Depuis le début de l’ère spatiale, 11 Français (Jean‑Loup Chrétien, Patrick Baudry, Michel Tognini, Jean‑Pierre Haigneré, Jean‑François Clervoy, Jean‑Jacques Favier, Claudie Haigneré, Léopold Eyharts, Philippe Perrin, Thomas Pesquet et Sophie Adenot) ont eu l’opportunité de devenir astronautes et de participer à des missions dans l’espace, faisant rayonner la France sur la scène internationale. Ces astronautes proviennent de profils variés : pilotes de l’armée de l’air, ingénieurs, médecins ou scientifiques.
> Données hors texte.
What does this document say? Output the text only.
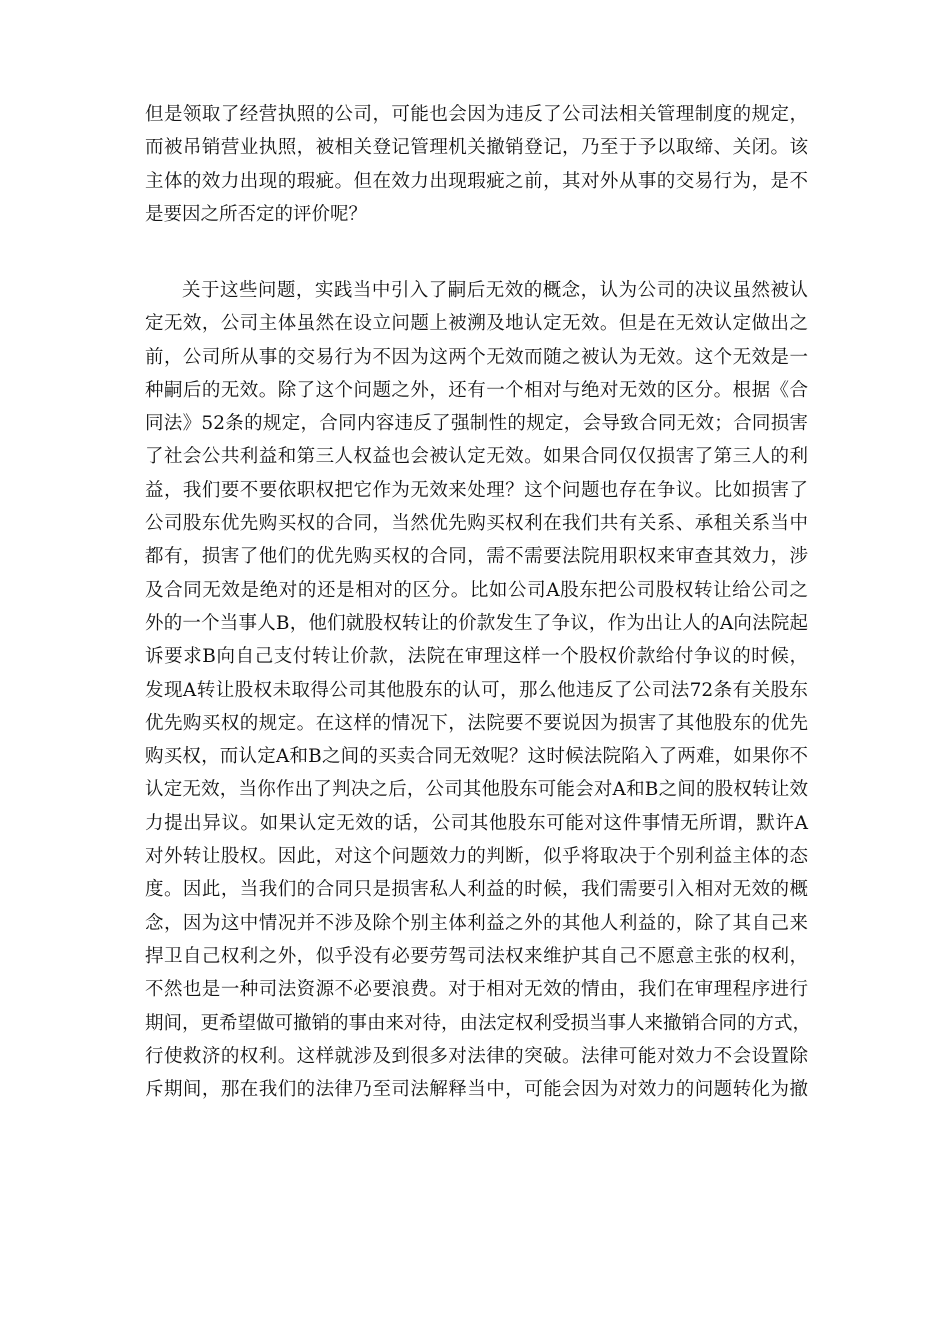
但是领取了经营执照的公司，可能也会因为违反了公司法相关管理制度的规定，
而被吊销营业执照，被相关登记管理机关撤销登记，乃至于予以取缔、关闭。该
主体的效力出现的瑕疵。但在效力出现瑕疵之前，其对外从事的交易行为，是不
是要因之所否定的评价呢？
关于这些问题，实践当中引入了嗣后无效的概念，认为公司的决议虽然被认
定无效，公司主体虽然在设立问题上被溯及地认定无效。但是在无效认定做出之
前，公司所从事的交易行为不因为这两个无效而随之被认为无效。这个无效是一
种嗣后的无效。除了这个问题之外，还有一个相对与绝对无效的区分。根据《合
同法》52条的规定，合同内容违反了强制性的规定，会导致合同无效；合同损害
了社会公共利益和第三人权益也会被认定无效。如果合同仅仅损害了第三人的利
益，我们要不要依职权把它作为无效来处理？这个问题也存在争议。比如损害了
公司股东优先购买权的合同，当然优先购买权利在我们共有关系、承租关系当中
都有，损害了他们的优先购买权的合同，需不需要法院用职权来审查其效力，涉
及合同无效是绝对的还是相对的区分。比如公司A股东把公司股权转让给公司之
外的一个当事人B，他们就股权转让的价款发生了争议，作为出让人的A向法院起
诉要求B向自己支付转让价款，法院在审理这样一个股权价款给付争议的时候，
发现A转让股权未取得公司其他股东的认可，那么他违反了公司法72条有关股东
优先购买权的规定。在这样的情况下，法院要不要说因为损害了其他股东的优先
购买权，而认定A和B之间的买卖合同无效呢？这时候法院陷入了两难，如果你不
认定无效，当你作出了判决之后，公司其他股东可能会对A和B之间的股权转让效
力提出异议。如果认定无效的话，公司其他股东可能对这件事情无所谓，默许A
对外转让股权。因此，对这个问题效力的判断，似乎将取决于个别利益主体的态
度。因此，当我们的合同只是损害私人利益的时候，我们需要引入相对无效的概
念，因为这中情况并不涉及除个别主体利益之外的其他人利益的，除了其自己来
捍卫自己权利之外，似乎没有必要劳驾司法权来维护其自己不愿意主张的权利，
不然也是一种司法资源不必要浪费。对于相对无效的情由，我们在审理程序进行
期间，更希望做可撤销的事由来对待，由法定权利受损当事人来撤销合同的方式，
行使救济的权利。这样就涉及到很多对法律的突破。法律可能对效力不会设置除
斥期间，那在我们的法律乃至司法解释当中，可能会因为对效力的问题转化为撤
Parmi eux, certains ont participé à des vols emblématiques à bord de la navette spatiale américaine ou de la Station spatiale internationale, accomplissant des missions de recherche scientifique, d’observation de la Terre ou de maintenance des modules en orbite. Leurs contributions ont permis à la France et à l’Europe de se positionner comme des acteurs majeurs de l’exploration spatiale.

Aujourd’hui, Sophie Adenot représente la dernière génération de ces astronautes français. Avec sa mission εpsilon à bord de la Station spatiale internationale, elle rejoint cet héritage de pionniers et ouvre la voie à de futures explorations scientifiques et technologiques.

Chacun de ces 11 astronautes a contribué à faire progresser la connaissance de l’espace, à renforcer la collaboration internationale et à inspirer les nouvelles générations à poursuivre le rêve de voyager au-delà de notre planète.

Jean Loup Chretien - Station Saliout 7

  • Date / Mission : 1982 / Soyouz T‑6 « PVH » (Première Vol Habité).
  • Destination : Station spatiale soviétique Saliout 7.
  • Autres vols : Mission « Aragatz » (Station Mir, 1988), STS‑86 (Station Mir, 1997).

 

Premier Français dans l’espace (trois vols). Après deux années d’entraînement à la Cité des étoiles près de Moscou pour la mission franco-soviétique PVH (Premier Vol Habité), Jean-Loup Chrétien réalise du 25 juin au 2 juillet 1982 le premier vol habité français dans le cadre d’une coopération avec l’URSS. 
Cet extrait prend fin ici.